In a new study, brain scan data could correctly predict who would and would not relapse about three-quarters of the time—a significant improvement over past efforts.
Predicting who will remain drug-free and who will relapse following treatment for drug addiction has been impossible. Now, psychologists think they’ve found a possible clue. For stimulants like cocaine and amphetamines, at least, activity in the brain’s reward-processing circuits could be the key.
Kelly MacNiven, a postdoctoral fellow at Stanford University and lead author of the new paper, stresses that the results are preliminary—she and her colleagues only looked at 36 people, who were all veterans and mostly men. But if the results hold up in other groups, it could help doctors figure out who is likely to relapse and might need more help.
“Even if this doesn’t lead to treatments, we think it could be useful just as a way of determining who’s at most risk,” says senior author Brian Knutson, a professor of psychology.
The researchers are not the first to try to predict who might relapse, nor are they the first to look to brain scans for an answer. In the past, doctors have tried to use clinical observations, demographic data such as how long someone has used a drug, and patient reports such as feelings of craving a drug to predict relapse, with little success.
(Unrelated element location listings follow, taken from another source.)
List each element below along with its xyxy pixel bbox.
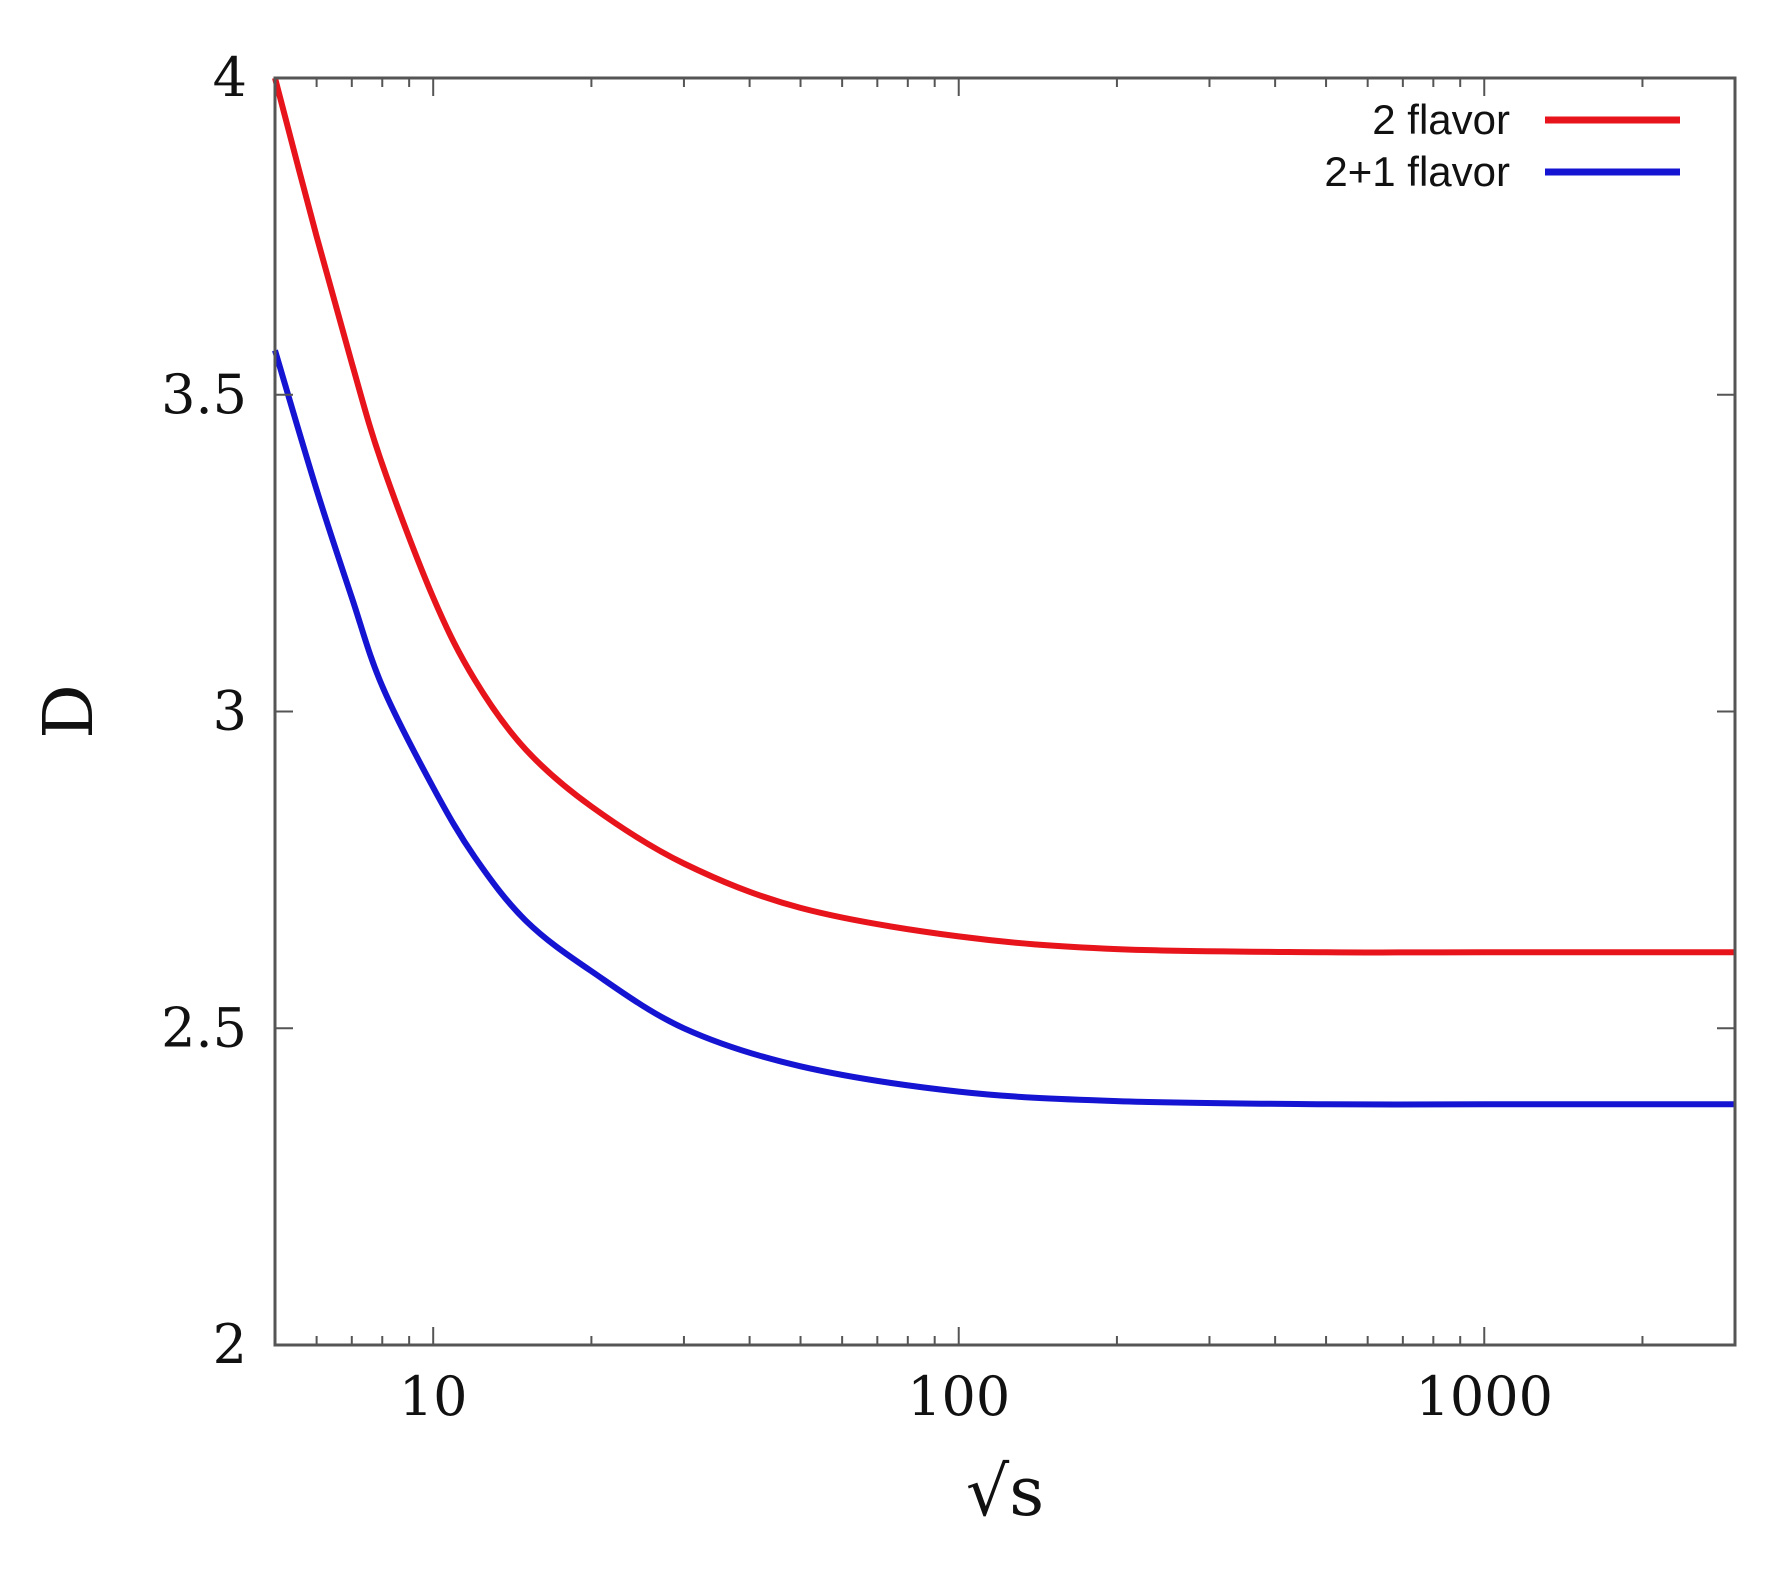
series-line-2 bbox=[272, 349, 1735, 1108]
tick-labels: 10 100 1000 2 2.5 3 3.5 4 bbox=[161, 46, 1553, 1428]
legend-label-2: 2+1 flavor bbox=[1324, 148, 1510, 195]
plot-lines bbox=[272, 77, 1735, 1108]
legend-label-1: 2 flavor bbox=[1372, 96, 1510, 143]
y-tick-label: 2.5 bbox=[161, 996, 247, 1059]
y-tick-label: 3.5 bbox=[161, 363, 247, 426]
y-axis-title: D bbox=[30, 684, 109, 739]
series-line-1 bbox=[272, 77, 1735, 956]
x-tick-label: 1000 bbox=[1416, 1365, 1553, 1428]
y-tick-label: 3 bbox=[213, 680, 247, 743]
x-tick-label: 10 bbox=[399, 1365, 468, 1428]
x-tick-label: 100 bbox=[907, 1365, 1010, 1428]
ticks bbox=[274, 77, 1736, 1346]
y-tick-label: 2 bbox=[213, 1313, 247, 1376]
x-axis-title: √s bbox=[966, 1453, 1044, 1532]
legend: 2 flavor 2+1 flavor bbox=[1324, 96, 1680, 195]
y-tick-label: 4 bbox=[213, 46, 247, 109]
Building on brain research in animals, psychologists have also tried to identify brain activity that might predict relapse in humans, but again without much success.
“The results have been scattered,” says Knutson.
With that in mind, the researchers took a slightly different approach to their brain scans than others had. They started with fMRI scans of 36 people who were participating in a 28-day residential treatment program for veterans with stimulant use disorders, along with 40 healthy people recruited from the surrounding community.
During each scan, study participants viewed a series of images of things like food, office supplies, and, importantly, drugs and drug paraphernalia as they would in other studies. After the participants left treatment, the team then followed up at one, three, and six months with interviews and, in some cases, drug tests to find out if any of the patients had relapsed.
The key difference between this study and previous approaches was in how the team presented the images. Unlike past efforts, they presented the images largely at random, so that participants wouldn’t become inured to one or another type of image. In addition, a cue that indicated which type of image was about to appear preceded each image, a choice designed to increase anticipation for what was about to come.
Reward center reaction
Compared to healthy people, drug rehabilitation patients’ brains responded more to the drug images, particularly in a set of brain regions known as the mesolimbic system, known colloquially as the brain’s reward processing system.
What’s more, activity in one part of the reward system—a region called the nucleus accumbens—was strongly associated with relapse three months later. Using just activity in the nucleus accumbens, the team could correctly identify 77 percent of the patients who relapsed by three months. That’s a significant improvement over other methods for predicting relapse, which don’t do much better than chance, MacNiven says.
The researchers also found that the more the nucleus accumbens responded to drug images, the sooner patients relapsed. Of the patients with the smallest nucleus accumbens response, 76 percent made it past three months without a relapse. In comparison, only 38 percent of those with the largest response made it to three months.
The researchers are exploring a number of next steps, the most important of which is extending their research to include more women—only two made it into the patient group in the current study. The team is also looking into ways it could use the results to guide treatment strategies, for example by providing different kinds of feedback to patients whose brains respond the most to drug images.
But for now, MacNiven says, the most encouraging thing is that doctors may have a new way to figure out who is most at risk for relapse.
“There’s really no way of knowing whether someone is going to benefit from treatment or whether they’ll relapse,” MacNiven says. “If we have a signal that is predictive of relapse, that is in and of itself important.”
The study appears in JAMA Network Open. Additional authors are from Stanford and the Veterans Affairs Palo Alto Health System.
The NeuroChoice Initiative of the Wu Tsai Neurosciences Institute and the Veterans Administration funded the study.